Uma linguagem de afecto
Durme,
durme, aguarela
Um destes dias, ouvindo uma
canção de embalar sefardita – “Durme, Durme” -, veio-me à memória que o Carlos
a tinha publicado aqui no blogue. Foi o ano passado, precisamente em 5 de
Agosto de 2012. A canção é lindíssima e a interpretação de Catarina Moura e do
Grupo Musical “Brigada Victor Jara”, proporciona-mos um momento de verdadeiro
prazer.
Durme, kerido hijico,/Durme sin
ansia y dolor.
Cerra tus lindos ojicos,/Durme,
durme com savor
Ouvir esta canção, fez-me lembrar outras e pensar que todos nós, na
nossa infância, fomos embalados ao som de uma certa canção de embalar. Tomei
então a liberdade de escrever um pouco sobre o assunto.

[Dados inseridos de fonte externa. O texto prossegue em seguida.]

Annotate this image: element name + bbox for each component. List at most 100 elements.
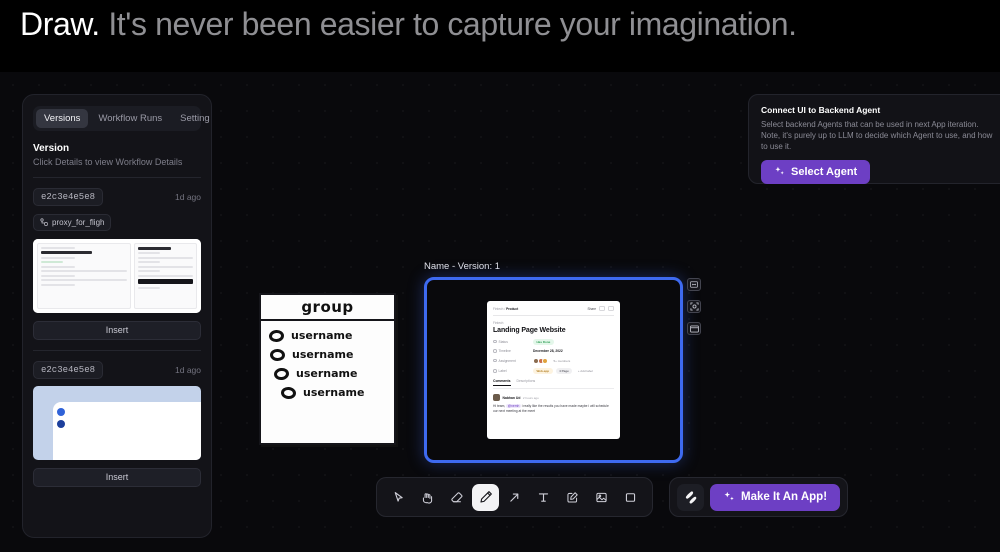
sketch-wireframe-card[interactable]: group username username username usernam… (259, 293, 396, 445)
note-edit-icon (567, 491, 578, 503)
meta-value: 5+ members (533, 357, 571, 364)
sketch-row-label: username (303, 386, 365, 399)
meta-value: December 28, 2022 (533, 349, 563, 353)
hand-drawn-checkbox-icon (269, 348, 286, 361)
tab-comments[interactable]: Comments (493, 379, 511, 386)
sketch-row-label: username (292, 348, 354, 361)
pencil-tool[interactable] (472, 483, 499, 511)
app-canvas-frame: Versions Workflow Runs Setting Version C… (0, 72, 1000, 552)
sketch-title: group (301, 298, 354, 316)
tab-workflow-runs[interactable]: Workflow Runs (90, 109, 170, 128)
sketch-row: username (268, 328, 394, 343)
meta-key: Status (493, 340, 533, 344)
make-it-an-app-button[interactable]: Make It An App! (710, 483, 841, 511)
pencil-icon (479, 491, 492, 503)
preview-meta-row: Timeline December 28, 2022 (493, 349, 614, 353)
cursor-select-icon (394, 491, 403, 502)
person-icon (493, 358, 497, 363)
cursor-select-tool[interactable] (385, 484, 412, 511)
tab-descriptions[interactable]: Descriptions (517, 379, 536, 386)
image-tool[interactable] (588, 484, 615, 511)
hand-drawn-checkbox-icon (273, 366, 290, 381)
eraser-icon (451, 491, 463, 502)
insert-button[interactable]: Insert (33, 467, 201, 487)
comment-time: 2 hours ago (522, 395, 539, 400)
meta-key: Label (493, 369, 533, 373)
fit-to-screen-icon[interactable] (687, 300, 701, 313)
make-it-an-app-label: Make It An App! (741, 491, 828, 503)
version-thumbnail[interactable] (33, 385, 201, 460)
version-timestamp: 1d ago (175, 192, 201, 202)
agent-panel-title: Connect UI to Backend Agent (761, 105, 881, 115)
text-tool[interactable] (530, 484, 557, 511)
version-timestamp: 1d ago (175, 364, 201, 375)
preview-title: Landing Page Website (493, 326, 566, 334)
arrow-tool[interactable] (501, 484, 528, 511)
select-agent-label: Select Agent (791, 165, 858, 178)
select-agent-button[interactable]: Select Agent (761, 159, 871, 184)
sparkles-icon (724, 491, 734, 501)
sidebar-section-title: Version (33, 143, 70, 154)
tag-icon (493, 369, 497, 373)
version-hash[interactable]: e2c3e4e5e8 (33, 188, 104, 206)
sketch-row-label: username (296, 367, 358, 380)
more-options-icon (608, 306, 614, 311)
preview-meta-row: Label Web-app 4 Page + Add label (493, 368, 614, 374)
preview-meta-row: Status Has Done (493, 338, 614, 345)
breadcrumb-parent: Fintech (493, 306, 504, 311)
preview-breadcrumb: Fintech / Product (493, 306, 519, 311)
eraser-tool[interactable] (443, 484, 470, 511)
tab-versions[interactable]: Versions (36, 109, 89, 128)
rectangle-tool[interactable] (617, 484, 644, 511)
add-label-button[interactable]: + Add label (578, 369, 593, 373)
selected-preview-card[interactable]: Fintech / Product Share Fintech Landing … (424, 277, 683, 463)
workflow-tag-label: proxy_for_fligh (52, 217, 105, 227)
tab-setting[interactable]: Setting (172, 109, 218, 128)
hand-pan-tool[interactable] (414, 484, 441, 511)
version-hash[interactable]: e2c3e4e5e8 (33, 360, 104, 379)
sketch-row: username (280, 385, 394, 400)
rectangle-icon (625, 492, 636, 502)
version-header-row: e2c3e4e5e8 1d ago (33, 360, 201, 379)
comment-body: Hi team, @nemh i really like the results… (493, 404, 614, 414)
version-item: e2c3e4e5e8 1d ago proxy_for_fligh Insert (33, 188, 201, 340)
sparkles-icon (775, 166, 784, 175)
brand-logo-icon[interactable] (677, 483, 704, 511)
meta-key: Assignment (493, 359, 533, 363)
comment-mention[interactable]: @nemh (506, 404, 521, 408)
comment-text-before: Hi team, (493, 404, 506, 408)
app-preview-mockup: Fintech / Product Share Fintech Landing … (487, 301, 620, 439)
insert-button[interactable]: Insert (33, 320, 201, 340)
arrow-icon (510, 493, 519, 502)
status-badge: Has Done (533, 338, 554, 345)
member-count: 5+ members (553, 358, 571, 363)
frame-resize-icon[interactable] (687, 278, 701, 291)
sketch-row: username (273, 366, 394, 381)
avatar (542, 357, 548, 364)
sidebar-divider-2 (33, 349, 201, 351)
headline-strong: Draw. (20, 6, 100, 42)
version-thumbnail[interactable] (33, 238, 201, 313)
workflow-tag[interactable]: proxy_for_fligh (33, 213, 112, 231)
card-side-tools (687, 278, 701, 335)
hand-drawn-checkbox-icon (280, 385, 297, 400)
preview-topbar: Fintech / Product Share (493, 306, 614, 316)
preview-kicker: Fintech (493, 321, 504, 325)
make-app-group: Make It An App! (669, 477, 849, 517)
version-header-row: e2c3e4e5e8 1d ago (33, 188, 201, 206)
edit-icon (599, 306, 605, 311)
app-root: Draw. It's never been easier to capture … (0, 0, 1000, 552)
sidebar-divider (33, 177, 201, 178)
note-edit-tool[interactable] (559, 484, 586, 511)
calendar-icon (493, 349, 497, 353)
preview-topbar-actions: Share (587, 306, 614, 311)
sketch-row-list: username username username username (261, 321, 394, 400)
version-item: e2c3e4e5e8 1d ago Insert (33, 360, 201, 487)
label-chip: Web-app (533, 368, 553, 374)
sketch-title-bar: group (261, 295, 394, 321)
avatar-stack (533, 357, 548, 364)
browser-frame-icon[interactable] (687, 322, 701, 335)
text-icon (538, 492, 549, 502)
avatar (493, 394, 500, 401)
label-chip: 4 Page (555, 368, 573, 374)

Não sou especialista em nenhuma área da Musicologia, e também não sei
nada em particular sobre canções de embalar. Mas sei aquilo que todos sabem…
que a canção de embalar, presente em todas as comunidades humanas, transmite
afecto e ternura à criança.
Mãe
e Filho, William Adolphe Bouguereau, 1825-1905
A
criança ao ser embalada adormece num sono reparador e tranquilo, reconhecendo
na voz da mãe, do pai ou da avó, uma presença que a ajuda a enfrentar o mundo
exterior, onde tudo é novo e pode meter medo. Na intimidade do momento, a
música e a palavra são como um vínculo de amor. Neste ritual de afecto
estabelece-se um diálogo, que com o tempo se há-de converter em vivências e
culturas de uma memória colectiva.
Mordechai
Gebirtig (2º a contar da esquerda, em cima) com a família (as três filhas estão
em baixo, à frente)
Propomos
agora a audição de uma berceuse yiddish – Shlof
Schoin main Jankele -, com música e letra de Mordechai Gebirtig (1877-1942),
músico e poeta de Cracóvia, e um dos nomes mais importantes ligados à
canção popular yiddish.
Mordechai Gebirtig dedicou os poemas às
suas três filhas, criando para eles melodias que improvisava numa flauta pastoril.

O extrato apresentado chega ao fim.